Do I need to make sure I support all the types of files that can be sent via HTTP? Not really. Do I really need to dig deep into the standard to figure out all the exact characters that are allowed in header values? Hopefully not.

All I needed to get the bragging right of “I made an HTTP server from scratch” in my mind was to get a server that could send “Hello world!” to a browser.

That being said, there is a decent amount of things that I needed to do.

The first step was to read the full request in. Since HTTP works just with text, I read the whole request in as one big string.

// Max message size + null terminator
char buffer[MAX_MESSAGE_SIZE + 1]; 

int recv(client_fd, buffer, MAX_MESSAGE_SIZE + 1, 0);

int message_length = recv(client_fd, buffer, MAX_MESSAGE_SIZE + 1, 0);

if (message_length < 0) {
    printf("Failed to read message from client\n");
    exit(1)
}
if (message_length > MAX_MESSAGE_SIZE) {
    printf("Client's message was too big\n");
    exit(1)
}

buffer[message_length] = '\0';

Now that we have a big string, we need to read the first line. The standard states that the first line should follow the form “method SP request-target SP HTTP-version CRLF” where SP is the space character and CRLF is \r\n.

After splitting the entire string on “\r\n” (the HTTP newline separator), I parsed the first line using

sscanf(line, "%s %s %s", method, target, http_version);

After the first line, the header lines come in. Each header is on its own line and has the structure “field-name ’:’ OWS field-value OWS” where OWS is optional whitespace. I processed each line rather simply using

sscanf(line, " %[^:]: %s\r\n", key, value);

While this does not handle the O part of OWS, it will do for the majority of nicely formatted headers.

The list of headers ends with an empty line. After this empty line, the rest of the request is just the body and can be read directly.

The entire request has been processed! Now what?

The HTTP standard requires a call and a response. Just because the request came in successfully does not mean that the protocol has been completed. HTTP requires that every request have a response. If you were to run the code as it is now, the client would end up hanging indefinitely until it finally gives up hope and shows you an error.

We should give hope to the hopeless clients.
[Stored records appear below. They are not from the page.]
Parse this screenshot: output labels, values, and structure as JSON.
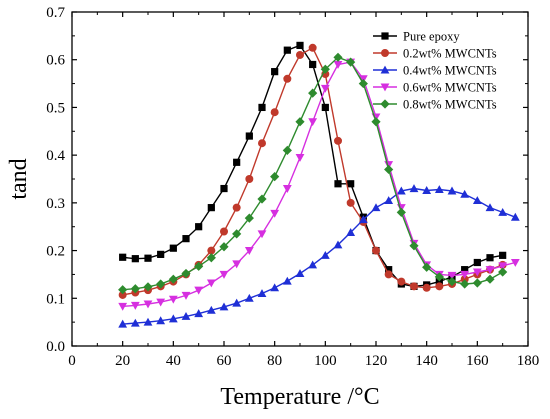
{
  "chart_data": {
    "type": "line",
    "title": "",
    "xlabel": "Temperature /°C",
    "ylabel": "tand",
    "xlim": [
      0,
      180
    ],
    "ylim": [
      0.0,
      0.7
    ],
    "xticks": [
      "0",
      "20",
      "40",
      "60",
      "80",
      "100",
      "120",
      "140",
      "160",
      "180"
    ],
    "yticks": [
      "0.0",
      "0.1",
      "0.2",
      "0.3",
      "0.4",
      "0.5",
      "0.6",
      "0.7"
    ],
    "grid": false,
    "legend_position": "top-right",
    "series": [
      {
        "name": "Pure epoxy",
        "color": "#000000",
        "marker": "square",
        "x": [
          20,
          25,
          30,
          35,
          40,
          45,
          50,
          55,
          60,
          65,
          70,
          75,
          80,
          85,
          90,
          95,
          100,
          105,
          110,
          115,
          120,
          125,
          130,
          135,
          140,
          145,
          150,
          155,
          160,
          165,
          170
        ],
        "y": [
          0.186,
          0.183,
          0.184,
          0.192,
          0.205,
          0.225,
          0.25,
          0.29,
          0.33,
          0.385,
          0.44,
          0.5,
          0.575,
          0.62,
          0.63,
          0.59,
          0.5,
          0.34,
          0.34,
          0.27,
          0.2,
          0.16,
          0.13,
          0.125,
          0.128,
          0.135,
          0.145,
          0.16,
          0.175,
          0.185,
          0.19
        ]
      },
      {
        "name": "0.2wt%  MWCNTs",
        "color": "#c0392b",
        "marker": "circle",
        "x": [
          20,
          25,
          30,
          35,
          40,
          45,
          50,
          55,
          60,
          65,
          70,
          75,
          80,
          85,
          90,
          95,
          100,
          105,
          110,
          115,
          120,
          125,
          130,
          135,
          140,
          145,
          150,
          155,
          160,
          165,
          170
        ],
        "y": [
          0.107,
          0.112,
          0.117,
          0.125,
          0.135,
          0.15,
          0.17,
          0.2,
          0.24,
          0.29,
          0.35,
          0.425,
          0.49,
          0.56,
          0.61,
          0.625,
          0.57,
          0.43,
          0.3,
          0.26,
          0.2,
          0.15,
          0.135,
          0.125,
          0.122,
          0.125,
          0.13,
          0.14,
          0.15,
          0.16,
          0.17
        ]
      },
      {
        "name": "0.4wt%  MWCNTs",
        "color": "#1f2fd6",
        "marker": "triangle-up",
        "x": [
          20,
          25,
          30,
          35,
          40,
          45,
          50,
          55,
          60,
          65,
          70,
          75,
          80,
          85,
          90,
          95,
          100,
          105,
          110,
          115,
          120,
          125,
          130,
          135,
          140,
          145,
          150,
          155,
          160,
          165,
          170,
          175
        ],
        "y": [
          0.046,
          0.048,
          0.05,
          0.053,
          0.057,
          0.062,
          0.068,
          0.075,
          0.082,
          0.09,
          0.1,
          0.11,
          0.122,
          0.136,
          0.152,
          0.17,
          0.19,
          0.212,
          0.238,
          0.265,
          0.29,
          0.305,
          0.325,
          0.33,
          0.326,
          0.328,
          0.325,
          0.318,
          0.305,
          0.29,
          0.28,
          0.27
        ]
      },
      {
        "name": "0.6wt%  MWCNTs",
        "color": "#d62fe0",
        "marker": "triangle-down",
        "x": [
          20,
          25,
          30,
          35,
          40,
          45,
          50,
          55,
          60,
          65,
          70,
          75,
          80,
          85,
          90,
          95,
          100,
          105,
          110,
          115,
          120,
          125,
          130,
          135,
          140,
          145,
          150,
          155,
          160,
          165,
          170,
          175
        ],
        "y": [
          0.083,
          0.085,
          0.088,
          0.092,
          0.098,
          0.106,
          0.117,
          0.132,
          0.15,
          0.172,
          0.2,
          0.235,
          0.278,
          0.33,
          0.395,
          0.47,
          0.54,
          0.59,
          0.595,
          0.56,
          0.48,
          0.38,
          0.29,
          0.215,
          0.17,
          0.15,
          0.148,
          0.15,
          0.155,
          0.16,
          0.168,
          0.175
        ]
      },
      {
        "name": "0.8wt%  MWCNTs",
        "color": "#2e8b2e",
        "marker": "diamond",
        "x": [
          20,
          25,
          30,
          35,
          40,
          45,
          50,
          55,
          60,
          65,
          70,
          75,
          80,
          85,
          90,
          95,
          100,
          105,
          110,
          115,
          120,
          125,
          130,
          135,
          140,
          145,
          150,
          155,
          160,
          165,
          170
        ],
        "y": [
          0.118,
          0.12,
          0.124,
          0.13,
          0.14,
          0.152,
          0.167,
          0.185,
          0.208,
          0.235,
          0.268,
          0.308,
          0.355,
          0.41,
          0.47,
          0.53,
          0.58,
          0.605,
          0.595,
          0.55,
          0.47,
          0.37,
          0.28,
          0.21,
          0.165,
          0.145,
          0.135,
          0.13,
          0.132,
          0.14,
          0.155
        ]
      }
    ]
  }
}
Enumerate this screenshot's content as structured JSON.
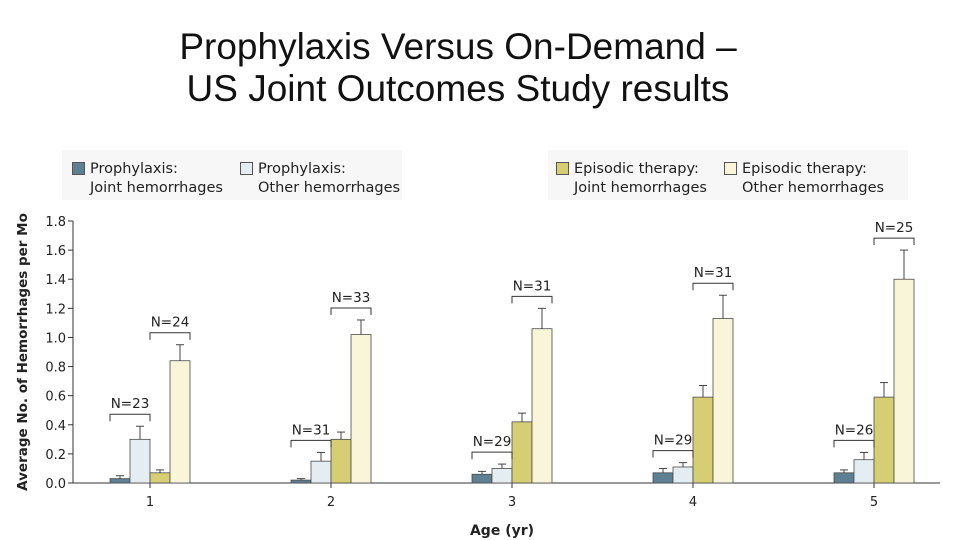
{
  "slide": {
    "title_line1": "Prophylaxis Versus On-Demand –",
    "title_line2": "US Joint Outcomes Study results"
  },
  "chart_data": {
    "type": "bar",
    "title": "",
    "xlabel": "Age (yr)",
    "ylabel": "Average No. of Hemorrhages per Mo",
    "ylim": [
      0,
      1.8
    ],
    "yticks": [
      "0.0",
      "0.2",
      "0.4",
      "0.6",
      "0.8",
      "1.0",
      "1.2",
      "1.4",
      "1.6",
      "1.8"
    ],
    "categories": [
      "1",
      "2",
      "3",
      "4",
      "5"
    ],
    "series": [
      {
        "name": "Prophylaxis: Joint hemorrhages",
        "legend_line1": "Prophylaxis:",
        "legend_line2": "Joint hemorrhages",
        "color": "#5f7f92",
        "values": [
          0.03,
          0.02,
          0.06,
          0.07,
          0.07
        ],
        "errors": [
          0.02,
          0.01,
          0.02,
          0.03,
          0.02
        ]
      },
      {
        "name": "Prophylaxis: Other hemorrhages",
        "legend_line1": "Prophylaxis:",
        "legend_line2": "Other hemorrhages",
        "color": "#e4eef2",
        "values": [
          0.3,
          0.15,
          0.1,
          0.11,
          0.16
        ],
        "errors": [
          0.09,
          0.06,
          0.03,
          0.03,
          0.05
        ]
      },
      {
        "name": "Episodic therapy: Joint hemorrhages",
        "legend_line1": "Episodic therapy:",
        "legend_line2": "Joint hemorrhages",
        "color": "#d6ce73",
        "values": [
          0.07,
          0.3,
          0.42,
          0.59,
          0.59
        ],
        "errors": [
          0.02,
          0.05,
          0.06,
          0.08,
          0.1
        ]
      },
      {
        "name": "Episodic therapy: Other hemorrhages",
        "legend_line1": "Episodic therapy:",
        "legend_line2": "Other hemorrhages",
        "color": "#f8f5d8",
        "values": [
          0.84,
          1.02,
          1.06,
          1.13,
          1.4
        ],
        "errors": [
          0.11,
          0.1,
          0.14,
          0.16,
          0.2
        ]
      }
    ],
    "annotations": [
      {
        "text": "N=23",
        "category": "1",
        "group": "prophylaxis"
      },
      {
        "text": "N=24",
        "category": "1",
        "group": "episodic"
      },
      {
        "text": "N=31",
        "category": "2",
        "group": "prophylaxis"
      },
      {
        "text": "N=33",
        "category": "2",
        "group": "episodic"
      },
      {
        "text": "N=29",
        "category": "3",
        "group": "prophylaxis"
      },
      {
        "text": "N=31",
        "category": "3",
        "group": "episodic"
      },
      {
        "text": "N=29",
        "category": "4",
        "group": "prophylaxis"
      },
      {
        "text": "N=31",
        "category": "4",
        "group": "episodic"
      },
      {
        "text": "N=26",
        "category": "5",
        "group": "prophylaxis"
      },
      {
        "text": "N=25",
        "category": "5",
        "group": "episodic"
      }
    ]
  }
}
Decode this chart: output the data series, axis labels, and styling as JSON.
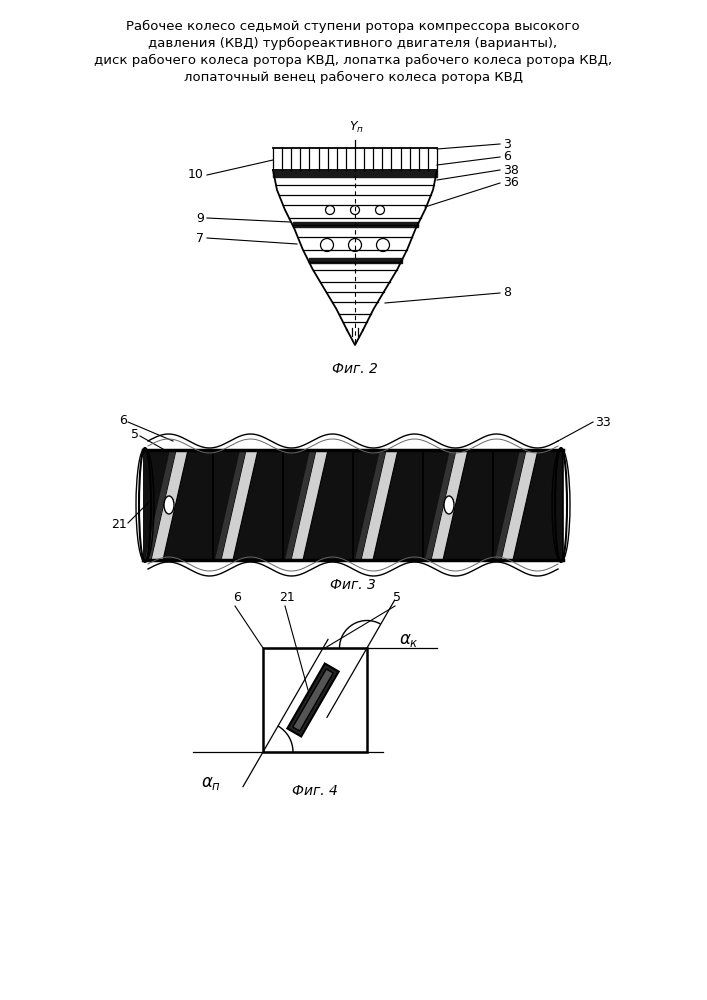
{
  "title_lines": [
    "Рабочее колесо седьмой ступени ротора компрессора высокого",
    "давления (КВД) турбореактивного двигателя (варианты),",
    "диск рабочего колеса ротора КВД, лопатка рабочего колеса ротора КВД,",
    "лопаточный венец рабочего колеса ротора КВД"
  ],
  "fig2_caption": "Фиг. 2",
  "fig3_caption": "Фиг. 3",
  "fig4_caption": "Фиг. 4",
  "bg_color": "#ffffff",
  "line_color": "#000000"
}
The format of an HTTP response is very similar to the format of the request. The first line of a response has the structure “HTTP-version SP status-code SP reason-phrase CRLF”. The HTTP version will remain “HTTP/1.1”. The status-code is one of the many 3-digit HTTP status codes. The reason-phrase is a relic of the past, and RFC 7230 states that behavior should not depend on it. For our purposes, it is just a convenient place to put some text for debugging.

Through a bit of handwaving magic, I added some data structures and processing to better handle headers and messages. This allowed me to pretty easily generate the response message using

// First line
snprintf(
    result + strlen(result), 
    MAX_LINE_LENGTH, 
    "HTTP/1.1 %d %s\r\n", 
    response->status_code, 
    response->reason_phrase
);

// Headers
HttpHeaderListItem *current = response->header_list.head;
while (current != NULL) {
    snprintf(
        result + strlen(result),
        MAX_LINE_LENGTH,
        "%s: %s\r\n",
        current->header.name,
        current->header.value
    );
    current = current->next;
}

// End headers with empty line
snprintf(
    result + strlen(result), 
    MAX_LINE_LENGTH, 
    "\r\n"
);

// Body if it exists
if (response->body != NULL) {
    snprintf(
        result + strlen(result), 
        MAX_LINE_LENGTH, 
        "%s",
        response->body
    );
}

A lot of structures have come out of nowhere! result is the string that is being built up to send back to the client. current holds a node in a linked list that holds the headers. response is an instance of a struct that holds all the parts that make a complete HTTP response.

The only thing that is left to do now is send that response back to the client!

send(client_fd, response_str, strlen(response_str), 0);

At this point, we are done! We have created an HTTP server that can return a message when visited by a web browser.